- Film poster
- Directed by: Lesley Selander
- Screenplay by: Danny Arnold
- Story by: Danny Arnold
- Produced by: Howard W. Koch
- Starring: Peter Graves Joan Vohs John Hudson Joan Taylor
- Cinematography: Gordon Avil
- Edited by: John F. Schreyer
- Music by: Paul Dunlap
- Color process: Technicolor
- Production company: Bel-Air Productions
- Distributed by: United Artists
- Release date: October 4, 1955;
- Running time: 79 minutes
- Country: United States
- Language: English

= Fort Yuma (film) =

1955 film

Fort Yuma is a 1955 American Western film directed by Lesley Selander and starring Peter Graves, Joan Vohs, John Hudson and Joan Taylor.

==Plot==
When word reaches a U.S. Cavalry command that an Apache chief's son is planning an attack on Fort Yuma, a column of soldiers led by Lt. Ben Keegan is sent to deliver ammunition and supplies. Keegan has a longstanding hatred of the Indians and even resents that his chief scout, Sgt. Jonas, is an Apache himself.

Accompanying them is missionary Melanie Crown, an educated and enlightened woman from the East who despises prejudice and strongly believes everyone can live together in harmony, and the sergeant's sister, Francesca, whose mutual attraction with Keegan is complicated, considering his views.

The company is attacked, its soldiers being picked off one by one until only Keegan and Jonas and the two women remain alive. Apaches steal the dead soldiers' uniforms and intend to approach the fort in disguise. Fighting off two Apache attackers, Keegan kills one and hangs the other, against the appeals of the others.

Francesca is killed by an Apache, dying in Keegan's arms, which brings about a change in his attitudes. He and the others reach the fort just as the disguised Apaches' real identities are discovered. A fierce battle, saber vs. tomahawk, ensues between Keegan and the Apache chief's son, man to man. Keegan survives and experiences remorse for his beliefs, while Melanie and Jonas intend to set an example for the others how to co-exist in peace.

==Cast==
- Peter Graves as Lt. Ben Keegan
- Joan Vohs as Melanie Crown
- John Hudson as Sgt. Jonas
- Joan Taylor as Francesca
- William 'Bill' Phillips as Sgt. Major Milo Hallock (as Wm. {Bill} Phillips)
- James O'Hara as Cpl. Taylor (as James Liburn)
- Abel Fernandez as Mangas
- Addison Richards as Gen. Crook

==Production==
The film was edited before release with many violent scenes being excised.

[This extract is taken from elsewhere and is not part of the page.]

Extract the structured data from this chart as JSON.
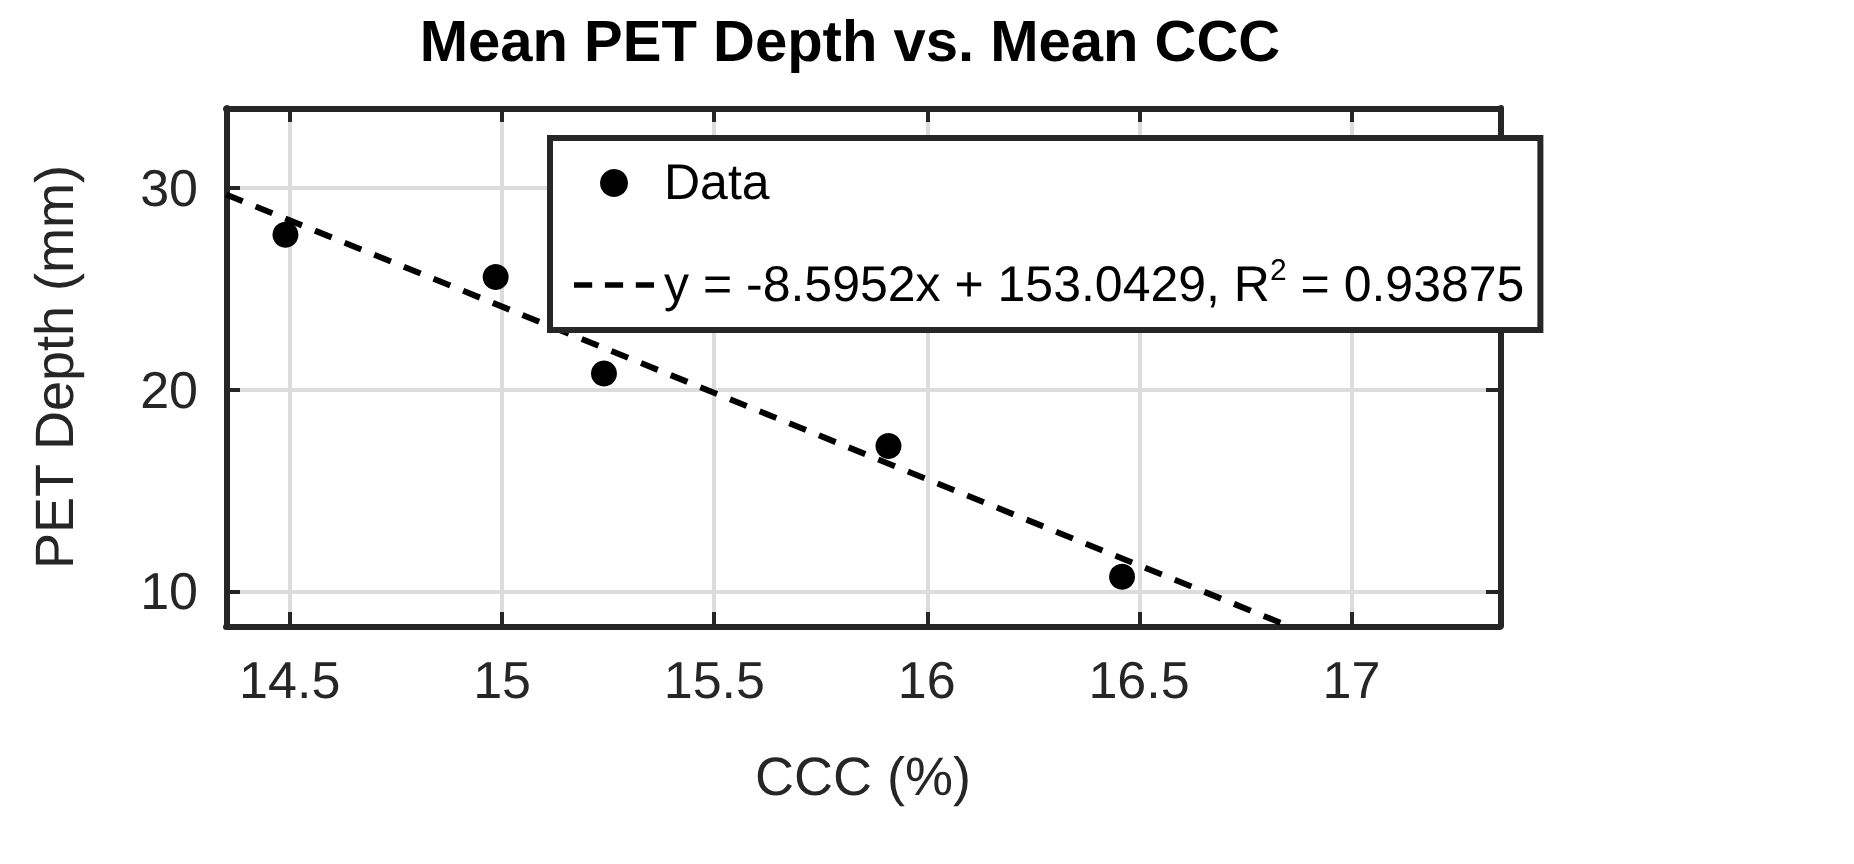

The film was originally denied a seal from the Production Code Administration. Geoffrey Shurlock told producer Howard W. Koch that it contained "sadism and excessive gruesomeness". To get a seal, Koch allegedly reduced the number of killings from 24 to 10, although in fact there are still considerably more than 10 onscreen deaths in the amended version. Removed were scenes where a man is spread-eagled and torn apart by horses; an arrow impaling a hand to wood; and a scene depicting the bodies of hanged Indians, swaying from tree limbs.

Parts of the film were shot in Kanab movie fort, Kanab Creek, and Kanab Canyon.